Samuel Pullen was the Church of Ireland archbishop of Tuam in Ireland.

Biography

Samuel Pullen was the son of William Pullein, rector of Ripley, Yorkshire. Born in Ripley in 1598, he commenced M.A. at Pembroke Hall, Cambridge, 1623, and in 1624 was appointed the first master, under the second endowment, of the Leeds Grammar School, and lecturer in the parish church. In both offices he was succeeded in 1630 by his brother Joshua Pullen, father of Tobias Pullen. Joshua continued as master until 1651.

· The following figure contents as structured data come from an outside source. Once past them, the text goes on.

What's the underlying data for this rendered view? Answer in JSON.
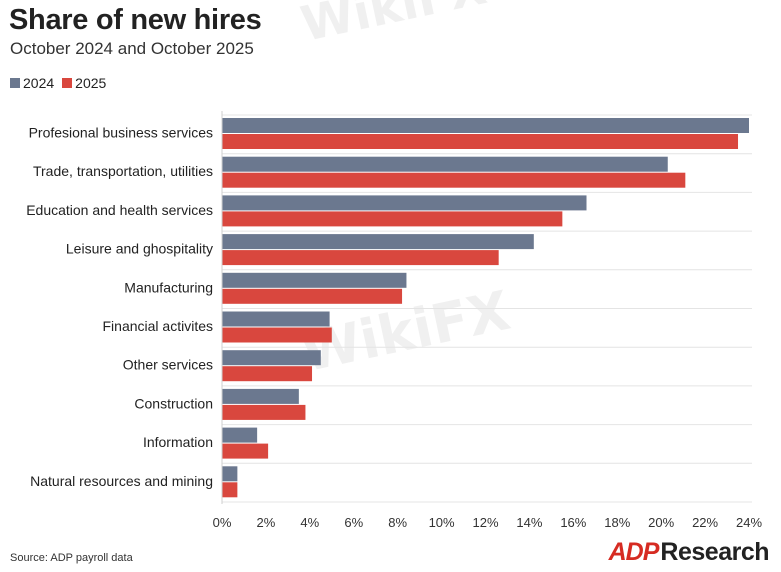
{
  "header": {
    "title": "Share of new hires",
    "subtitle": "October 2024 and October 2025"
  },
  "legend": [
    {
      "label": "2024",
      "color": "#6b788f"
    },
    {
      "label": "2025",
      "color": "#d9473e"
    }
  ],
  "chart_data": {
    "type": "bar",
    "orientation": "horizontal",
    "categories": [
      "Profesional business services",
      "Trade, transportation, utilities",
      "Education and health services",
      "Leisure and ghospitality",
      "Manufacturing",
      "Financial activites",
      "Other services",
      "Construction",
      "Information",
      "Natural resources and mining"
    ],
    "series": [
      {
        "name": "2024",
        "color": "#6b788f",
        "values": [
          24.0,
          20.3,
          16.6,
          14.2,
          8.4,
          4.9,
          4.5,
          3.5,
          1.6,
          0.7
        ]
      },
      {
        "name": "2025",
        "color": "#d9473e",
        "values": [
          23.5,
          21.1,
          15.5,
          12.6,
          8.2,
          5.0,
          4.1,
          3.8,
          2.1,
          0.7
        ]
      }
    ],
    "xlim": [
      0,
      24
    ],
    "x_ticks": [
      "0%",
      "2%",
      "4%",
      "6%",
      "8%",
      "10%",
      "12%",
      "14%",
      "16%",
      "18%",
      "20%",
      "22%",
      "24%"
    ],
    "grid": true,
    "legend_position": "top-left"
  },
  "footer": {
    "source": "Source: ADP payroll data",
    "brand_logo": "ADP",
    "brand_text": "Research"
  },
  "watermark": {
    "text": "WikiFX"
  }
}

Samuel accompanied the Marquis of Ormonde to Ireland as private chaplain in 1632. He was installed a prebendary of the diocese of Ossory on 5 June 1634, appointed rector of Knockgraffon, Tipperary, and chancellor of Cashel in 1636. On 14 November 1638 he was created dean of Clonfert in Galway. On the outbreak of the Catholic rebellion in October 1641, Pullen, who was then living in Cashel, Tipperary, was plundered of all his goods, to the value of four or five thousand pounds, and, with his wife and children, only escaped murder by the protection of a Jesuit father named James Saul, who sheltered him for three months. On his escape to England, Pullen became chaplain to Aubrey de Vere, 20th Earl of Oxford. Invited by the Countess of Oxford to hear a sermon of a popular Puritan preacher, an alleged shoemaker, Pullen recognised in the preacher his former benefactor, the Jesuit, in disguise. Pullen contrived that Saul should quit Oxfordshire without exposure.
Pullen was collated on 28 October 1642 to a prebend in St. Patrick's Cathedral, Dublin which he held until the Restoration, when he was incorporated D.D. of Dublin, and, through the Duke of Ormonde's influence, elevated to the see of Tuam, with that of Kilfenoragh. He died on 24 January 1667, and was buried in the cathedral at Tuam.
Pullen married, first, on 8 June 1624, Anne, daughter of Robert Cooke, B.D., vicar of Leeds, by whom he had three sons, Samuel, Alexander, and William. Pullen's second wife was a sister of Archbishop John Bramhall.